Optimization of magnetic actuators using a sequential quadratic programming (SQP) method to find the maximum magnetic dipole for a given power consumption and mass of a wound torque rod is presented by Miller in [79].

Those methods require the formulation of a cost function, and find the minimum of this function from an initial guess of parameters, which are bound by a set of additional equality and inequality constraints. In [79], the cost function expresses magnetic dipole. Four inequality constraints are used to constrain mass, power, total number of turns, and ratio of core length to radius. As pointed out in the original source, the applied optimization method has several limitations which are summarized here:

– SQP may only be used with continuous parameters.

– Depending on the initial guess, only a local optimum may be found.

– For infeasible problems, the SQP method attempts to minimize the maximum constraints, leading to a violation of the constraints.

Some samples of optimized coils are presented in [79]. Well optimized coils from there have good dipole-to-power ratios of above 1:1, but feature in general larger masses as the coils presented in figure 4.1.

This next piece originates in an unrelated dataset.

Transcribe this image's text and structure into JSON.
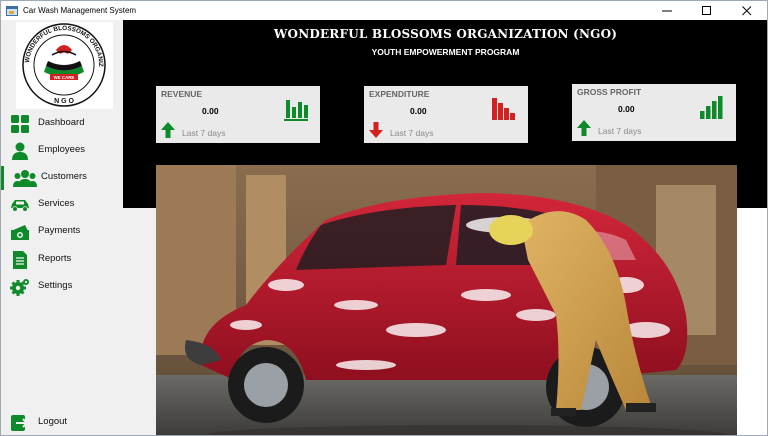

Especially the inability to use discrete values for input parameters to the cost function is criticized. For a real world magnetic actuator the enameled wire will only be available in discrete diameters. And for embedded air coils the number of turns per layer and the number of layers are also discrete integer values. Finding optimized solutions for such a setup requires the use of so-called mixed-discrete sequential quadratic programming methods. They are more difficult to apply and have even bigger problems in finding the global optimum.

A solution to the problem of finding the global optimum is not addressed by Miller in [79], and no proof is shown, that the selected coil actually represents the global minimum. One step towards that direction is the discussion led on the complex shape of the design parameter space, where the proposed cost function was found not to be strictly convex.